Il nodo centrale resta quello dell’impronta numero 42, quella che, secondo i nuovi accertamenti, sarebbe stata lasciata dall’assassino la mattina del 13 agosto 2007. «Quel pizzino “20-30 euro Gip archivia” non è stato trascritto nel decreto come dovuto», ha dichiarato Aiello, sostenendo che manchino parti fondamentali del documento. Secondo il legale, «si è iscritto un magistrato nel registro degli indagati senza avere evidenze, indizi o prove certe, sperando in un’acquisizione onnicomprensiva della sua vita».
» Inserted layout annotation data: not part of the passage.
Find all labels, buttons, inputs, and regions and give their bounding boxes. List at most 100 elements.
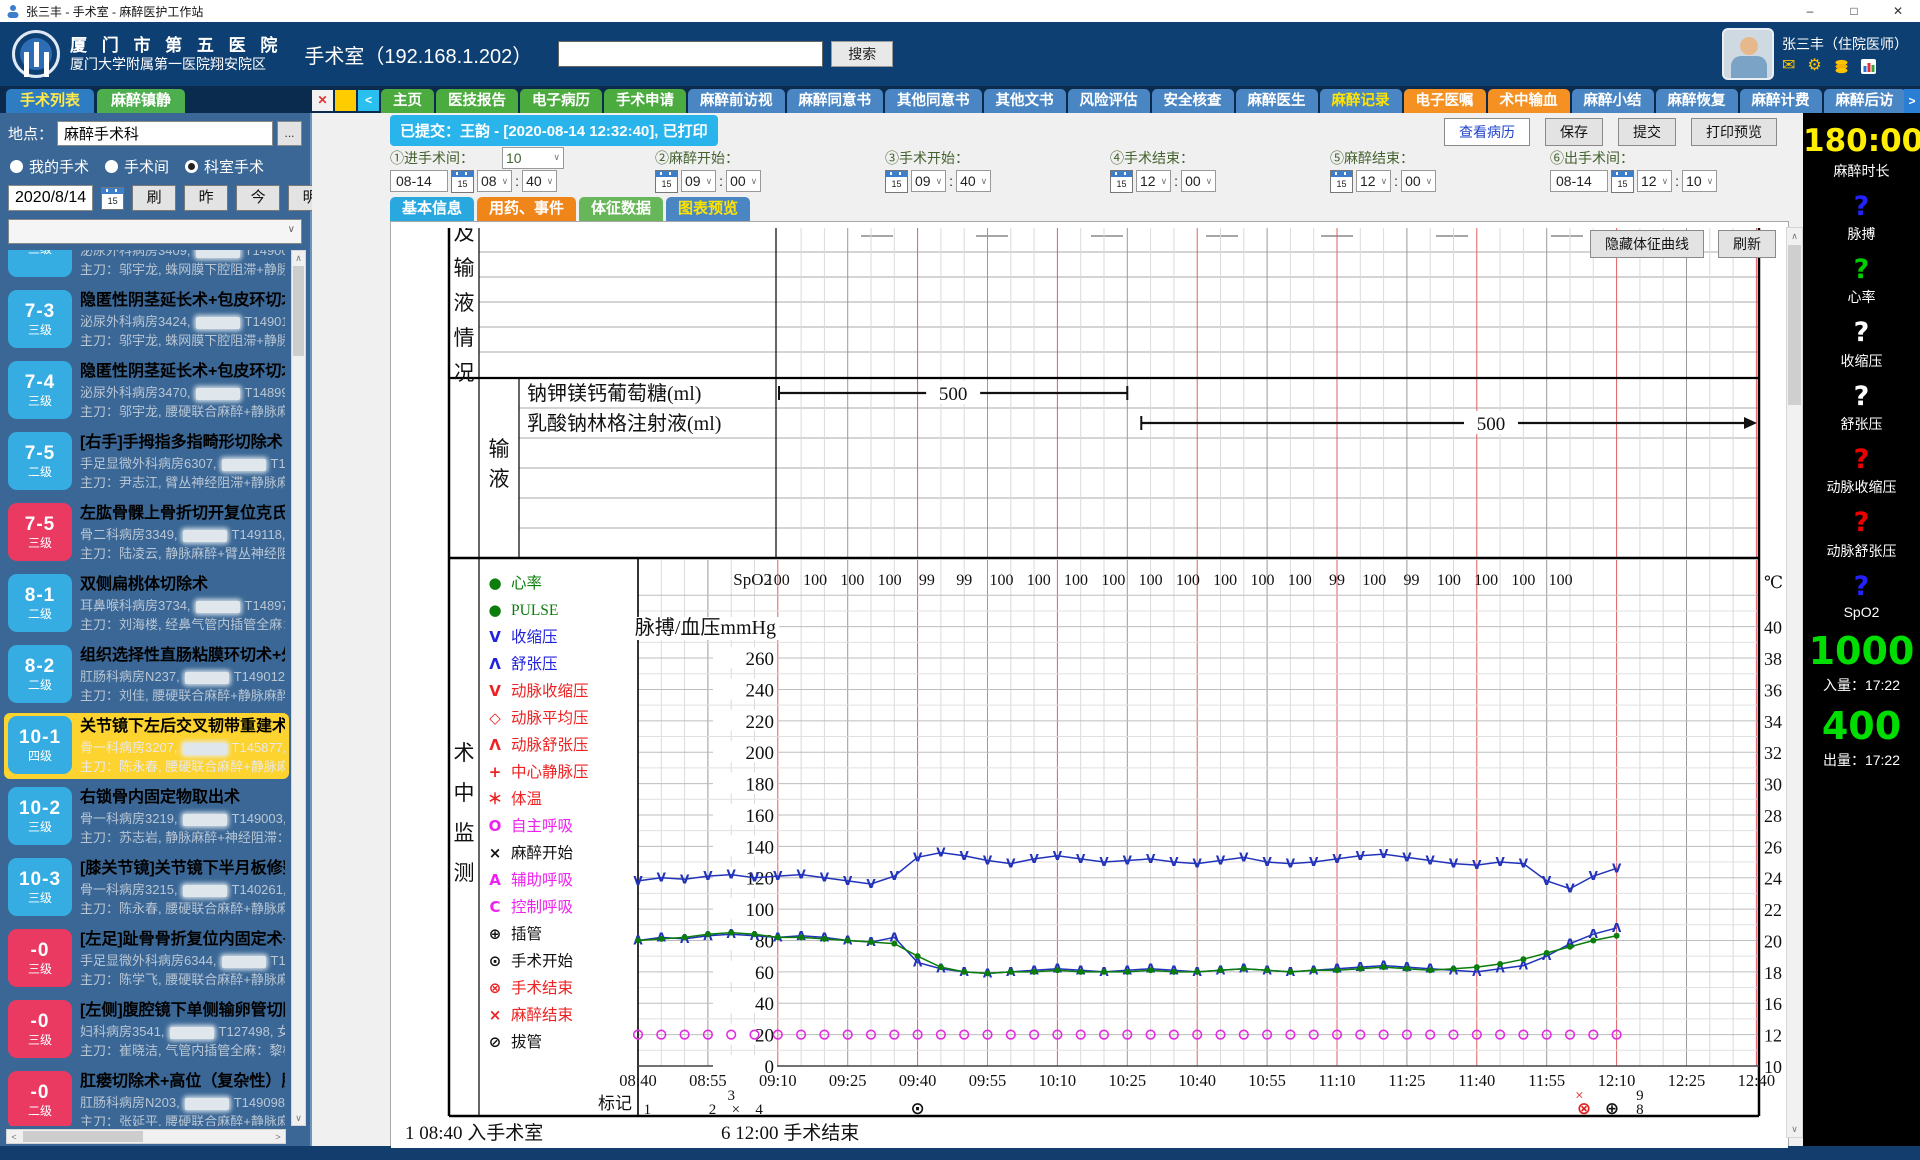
tab-麻醉前访视[interactable]: 麻醉前访视: [688, 89, 785, 113]
surgery-list-item[interactable]: 10-3三级[膝关节镜]关节镜下半月板修整成形术+关骨一科病房3215,T140…: [4, 855, 289, 921]
hour-select[interactable]: 08: [477, 170, 512, 192]
tab-电子医嘱[interactable]: 电子医嘱: [1404, 89, 1486, 113]
radio-我的手术[interactable]: 我的手术: [10, 156, 89, 177]
tab-surgery-list[interactable]: 手术列表: [6, 89, 94, 113]
toolbar-button-提交[interactable]: 提交: [1618, 118, 1676, 146]
search-input[interactable]: [558, 41, 823, 67]
scroll-up-icon[interactable]: ∧: [292, 251, 305, 265]
minute-select[interactable]: 10: [1682, 170, 1717, 192]
toolbar-button-保存[interactable]: 保存: [1545, 118, 1603, 146]
surgery-list-item[interactable]: 三级泌尿外科病房3409,T149000, 男, 12岁2个主刀：邬宇龙, 蛛网…: [4, 250, 289, 282]
tab-麻醉计费[interactable]: 麻醉计费: [1740, 89, 1822, 113]
hide-vitals-curve-button[interactable]: 隐藏体征曲线: [1590, 230, 1704, 258]
calendar-icon[interactable]: 15: [1110, 170, 1133, 193]
tab-主页[interactable]: 主页: [381, 89, 434, 113]
tab-麻醉小结[interactable]: 麻醉小结: [1572, 89, 1654, 113]
hour-select[interactable]: 09: [911, 170, 946, 192]
tab-麻醉后访[interactable]: 麻醉后访: [1824, 89, 1905, 113]
mail-icon[interactable]: ✉: [1782, 58, 1795, 74]
scroll-down-icon[interactable]: ∨: [292, 1111, 305, 1125]
scrollbar-thumb[interactable]: [293, 266, 304, 356]
minute-select[interactable]: 40: [956, 170, 991, 192]
minimize-icon[interactable]: –: [1788, 4, 1832, 18]
surgery-list-item[interactable]: 7-4三级隐匿性阴茎延长术+包皮环切术+显微镜下泌尿外科病房3470,T1489…: [4, 358, 289, 424]
toolbar-button-查看病历[interactable]: 查看病历: [1444, 118, 1530, 146]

Parallelamente, emergono dettagli inquietanti sul comportamento di alcuni carabinieri coinvolti nell’inchiesta. Uno di loro, il maresciallo Antonio Scoppetta, avrebbe speso quasi 47 mila euro in scommesse, con cifre annue tra i 30 e i 35 mila euro, mentre un altro, Silvio Sapone, avrebbe destinato «mille euro al mese presso un centro Snai». Entrambi, insieme al collega Giuseppe Spoto, avevano partecipato all’installazione delle microspie sulle auto dei Sempio nel febbraio 2017. Proprio Spoto si era occupato delle trascrizioni delle intercettazioni, ammettendo di aver sintetizzato alcune frasi «perché Venditti aveva fretta di chiudere l’archiviazione».

La Guardia di Finanza ha poi passato al setaccio i conti di Venditti, senza rilevare anomalie, ma il magistrato è già finito sotto la lente per i suoi legami con i fratelli Raffaele e Cristiano D’Arena, titolari del celebre ristorante “Da Lino”. Il locale, frequentato da magistrati e appartenenti alla polizia giudiziaria, era anche collegato alle società CR Service e Esitel, che gestivano in monopolio le intercettazioni e il noleggio auto per la procura. Secondo l’accusa, da queste aziende Venditti e il collega Pietro Paolo Mazza avrebbero ricevuto benefici personali, completando così un quadro di relazioni torbide che si intreccia ancora una volta con la vicenda di Chiara Poggi.